BioCypher design philosophy

At its core, BioCypher is designed around the principle of threefold modularity:

Modular data sources – Seamlessly integrate diverse biomedical datasets.
Modular ontology structures – Define flexible, structured knowledge representations.
Modular output formats – Adapt results to various applications and tools.

Design Principles

1. Modular data sources

Resources

Resources are diverse data inputs and sources that feed into the knowledge graph through "adapters." A Resource could be a file, a list of files, an API request, or a list of API requests. BioCypher can download resources from a given URL, cache them, and manage their lifecycle.

Adapters

BioCypher is a modular framework, with the main purpose of avoiding redundant maintenance work for maintainers of secondary resources and end users alike. To achieve this, we use a collection of reusable "adapters" for the different sources of biomedical knowledge as well as for different ontologies.

2. Modular ontology structures

Ontologies

An ontology is a formal, hierarchical representation of knowledge within a specific domain, organizing concepts and their relationships. It structures concepts into subclasses of more general categories, such as a wardrobe being a subclass of furniture. BioCypher requires a certain amount of knowledge about ontologies and how to use them. We try to make dealing with ontologies as easy as possible, but some basic understanding is required.

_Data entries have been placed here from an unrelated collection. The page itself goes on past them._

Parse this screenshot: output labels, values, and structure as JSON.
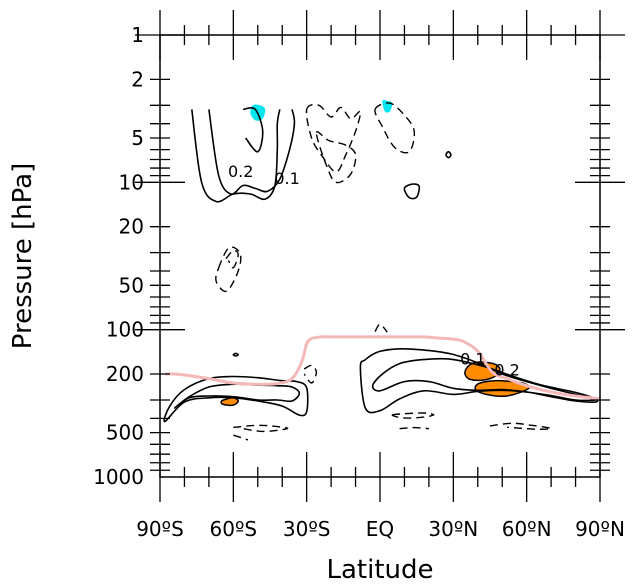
{
  "chart_data": {
    "type": "contour",
    "title": "",
    "xlabel": "Latitude",
    "ylabel": "Pressure [hPa]",
    "xlim": [
      -90,
      90
    ],
    "ylim_hpa": [
      1000,
      1
    ],
    "y_scale": "log",
    "grid": false,
    "x_ticks": [
      {
        "value": -90,
        "label": "90ºS"
      },
      {
        "value": -60,
        "label": "60ºS"
      },
      {
        "value": -30,
        "label": "30ºS"
      },
      {
        "value": 0,
        "label": "EQ"
      },
      {
        "value": 30,
        "label": "30ºN"
      },
      {
        "value": 60,
        "label": "60ºN"
      },
      {
        "value": 90,
        "label": "90ºN"
      }
    ],
    "y_ticks": [
      {
        "value": 1,
        "label": "1"
      },
      {
        "value": 2,
        "label": "2"
      },
      {
        "value": 5,
        "label": "5"
      },
      {
        "value": 10,
        "label": "10"
      },
      {
        "value": 20,
        "label": "20"
      },
      {
        "value": 50,
        "label": "50"
      },
      {
        "value": 100,
        "label": "100"
      },
      {
        "value": 200,
        "label": "200"
      },
      {
        "value": 500,
        "label": "500"
      },
      {
        "value": 1000,
        "label": "1000"
      }
    ],
    "contour_labels": [
      {
        "text": "0.2",
        "lat": -57,
        "p": 8.5
      },
      {
        "text": "0.1",
        "lat": -38,
        "p": 9.5
      },
      {
        "text": "0.1",
        "lat": 38,
        "p": 160
      },
      {
        "text": "0.2",
        "lat": 52,
        "p": 190
      }
    ],
    "colors": {
      "positive_fill": "#ff8c00",
      "negative_fill": "#00e5ee",
      "tropopause": "#f4b8b8",
      "contour": "#000000"
    },
    "tropopause": {
      "lat": [
        -88,
        -84,
        -78,
        -70,
        -60,
        -50,
        -42,
        -36,
        -32,
        -30,
        -28,
        -24,
        -18,
        -10,
        0,
        10,
        18,
        24,
        30,
        34,
        40,
        46,
        52,
        60,
        70,
        80,
        90
      ],
      "p": [
        200,
        200,
        205,
        215,
        230,
        235,
        232,
        215,
        165,
        125,
        115,
        112,
        112,
        112,
        112,
        112,
        112,
        114,
        116,
        120,
        140,
        195,
        215,
        240,
        265,
        282,
        295
      ]
    },
    "positive_regions": [
      {
        "lat": [
          37,
          40,
          45,
          48,
          49,
          47,
          42,
          37,
          35,
          35
        ],
        "p": [
          172,
          166,
          168,
          175,
          188,
          208,
          220,
          218,
          205,
          188
        ]
      },
      {
        "lat": [
          41,
          47,
          54,
          59,
          61,
          57,
          51,
          45,
          40,
          39
        ],
        "p": [
          230,
          222,
          225,
          232,
          248,
          268,
          283,
          278,
          263,
          245
        ]
      },
      {
        "lat": [
          -64,
          -60,
          -58,
          -60,
          -64,
          -65
        ],
        "p": [
          300,
          290,
          305,
          325,
          322,
          310
        ]
      }
    ],
    "negative_regions": [
      {
        "lat": [
          -52,
          -49,
          -47,
          -48,
          -51,
          -53
        ],
        "p": [
          3.0,
          3.0,
          3.2,
          3.7,
          3.8,
          3.4
        ]
      },
      {
        "lat": [
          1,
          3,
          5,
          4,
          2
        ],
        "p": [
          2.8,
          2.8,
          2.9,
          3.3,
          3.3
        ]
      }
    ],
    "solid_contours": [
      {
        "lat": [
          -77,
          -73,
          -67,
          -60,
          -53,
          -47,
          -43,
          -42,
          -42,
          -41
        ],
        "p": [
          3.2,
          10,
          13.5,
          12,
          12,
          13,
          10.5,
          6,
          4,
          3.2
        ]
      },
      {
        "lat": [
          -70,
          -66,
          -61,
          -56,
          -51,
          -46,
          -41,
          -37,
          -35,
          -36
        ],
        "p": [
          3.2,
          9,
          12,
          10.5,
          11,
          11.5,
          9.5,
          6,
          4,
          3.2
        ]
      },
      {
        "lat": [
          -56,
          -51,
          -48,
          -50,
          -55
        ],
        "p": [
          3.2,
          3.2,
          4.5,
          6.2,
          5
        ]
      },
      {
        "lat": [
          -88,
          -86,
          -80,
          -70,
          -60,
          -50,
          -40,
          -34,
          -30,
          -30,
          -33,
          -40,
          -50,
          -60,
          -70,
          -80,
          -88
        ],
        "p": [
          420,
          330,
          255,
          215,
          208,
          212,
          222,
          225,
          248,
          360,
          380,
          330,
          305,
          290,
          290,
          310,
          420
        ]
      },
      {
        "lat": [
          -84,
          -78,
          -70,
          -60,
          -50,
          -42,
          -36,
          -33,
          -36,
          -42,
          -50,
          -60,
          -70,
          -78,
          -84
        ],
        "p": [
          340,
          285,
          245,
          235,
          238,
          240,
          245,
          270,
          305,
          300,
          300,
          285,
          282,
          290,
          340
        ]
      },
      {
        "lat": [
          -8,
          -6,
          -1,
          7,
          17,
          29,
          40,
          50,
          60,
          70,
          80,
          88,
          88,
          80,
          70,
          60,
          50,
          40,
          30,
          18,
          8,
          0,
          -6,
          -8
        ],
        "p": [
          180,
          160,
          142,
          135,
          137,
          146,
          168,
          200,
          225,
          250,
          275,
          295,
          310,
          305,
          285,
          265,
          258,
          262,
          275,
          260,
          295,
          355,
          340,
          180
        ]
      },
      {
        "lat": [
          -3,
          1,
          8,
          17,
          28,
          38,
          46,
          56,
          67,
          78,
          86,
          88,
          80,
          70,
          60,
          50,
          40,
          30,
          20,
          10,
          0,
          -3
        ],
        "p": [
          240,
          200,
          170,
          160,
          158,
          170,
          185,
          212,
          240,
          262,
          285,
          300,
          300,
          280,
          265,
          255,
          258,
          250,
          225,
          225,
          260,
          240
        ]
      },
      {
        "lat": [
          10,
          13,
          16,
          15,
          12,
          10
        ],
        "p": [
          11,
          10.3,
          10.6,
          12.6,
          12.7,
          11
        ]
      },
      {
        "lat": [
          27,
          28,
          29,
          28,
          27
        ],
        "p": [
          6.5,
          6.2,
          6.5,
          6.8,
          6.5
        ]
      },
      {
        "lat": [
          -60,
          -59,
          -58,
          -59,
          -60
        ],
        "p": [
          148,
          145,
          148,
          151,
          148
        ]
      }
    ],
    "dashed_contours": [
      {
        "lat": [
          -66,
          -62,
          -58,
          -57,
          -59,
          -63,
          -67,
          -66
        ],
        "p": [
          38,
          28,
          29,
          34,
          44,
          55,
          47,
          38
        ]
      },
      {
        "lat": [
          -63,
          -60,
          -58,
          -60,
          -62
        ],
        "p": [
          33,
          29,
          31,
          38,
          34
        ]
      },
      {
        "lat": [
          -30,
          -25,
          -20,
          -16,
          -12,
          -8,
          -10,
          -14,
          -18,
          -24,
          -28,
          -30
        ],
        "p": [
          3.2,
          3.0,
          3.6,
          3.1,
          3.7,
          3.3,
          4.5,
          6.5,
          8.5,
          6.5,
          5,
          3.2
        ]
      },
      {
        "lat": [
          -26,
          -21,
          -14,
          -10,
          -12,
          -18,
          -22,
          -26
        ],
        "p": [
          4.6,
          5.2,
          5.6,
          6.5,
          8.8,
          10,
          7.6,
          4.6
        ]
      },
      {
        "lat": [
          -2,
          4,
          10,
          14,
          12,
          6,
          1,
          -2
        ],
        "p": [
          3.2,
          2.9,
          3.5,
          4.5,
          6.2,
          5.8,
          4.2,
          3.2
        ]
      },
      {
        "lat": [
          -31,
          -28,
          -26,
          -28,
          -31
        ],
        "p": [
          185,
          175,
          195,
          230,
          200
        ]
      },
      {
        "lat": [
          -2,
          0,
          3
        ],
        "p": [
          103,
          92,
          104
        ]
      },
      {
        "lat": [
          5,
          10,
          18,
          22,
          18,
          10,
          5
        ],
        "p": [
          380,
          372,
          368,
          378,
          392,
          398,
          380
        ]
      },
      {
        "lat": [
          8,
          14,
          20
        ],
        "p": [
          470,
          462,
          470
        ]
      },
      {
        "lat": [
          -60,
          -50,
          -42,
          -38,
          -48,
          -58
        ],
        "p": [
          460,
          446,
          455,
          470,
          490,
          462
        ]
      },
      {
        "lat": [
          -60,
          -54
        ],
        "p": [
          520,
          560
        ]
      },
      {
        "lat": [
          45,
          54,
          62,
          70,
          64,
          52
        ],
        "p": [
          450,
          432,
          446,
          468,
          474,
          460
        ]
      }
    ]
  }
}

Philosophically, a lot has changed since the introduction of current-generation large language models (LLMs). For instance, LLMs bring a sophisticated world model without explicitly modelling concepts, which is in stark contrast to the modelling decisions of traditional ontologies. We need to critically re-evaluate the future role of ontologies in the modern scientific knowledge management ecosystem. They provide valuable context via the thousands of hours of human curation, but they also come with many intricacies and inconsistencies.

Our Philosophy

BioCypher aims to disrupt the traditional workflow to boost knowledge management into the AI era. While we hope to preserve the benefits of human curation, we also want to critically re-evaluate the role of all parts of the knowledge representation pipeline.

3. Modular output formats

Outputs

Initially focused on Neo4j due to OmniPath's migration, BioCypher now supports multiple output formats, including RDF, SQL, ArangoDB, CSV, PostgreSQL, SQLite, and NetworkX, specified via the dbms parameter in the biocypher_config.yaml file. Users can choose between online mode (manipulation of a running database) or offline mode.

Configuration

Configuration in BioCypher involves setting up and customizing the system to meet specific needs. BioCypher provides default configuration parameters, which can be overridden by creating a biocypher_config.yaml file in your project's root or config directory, specifying the parameters you wish to change.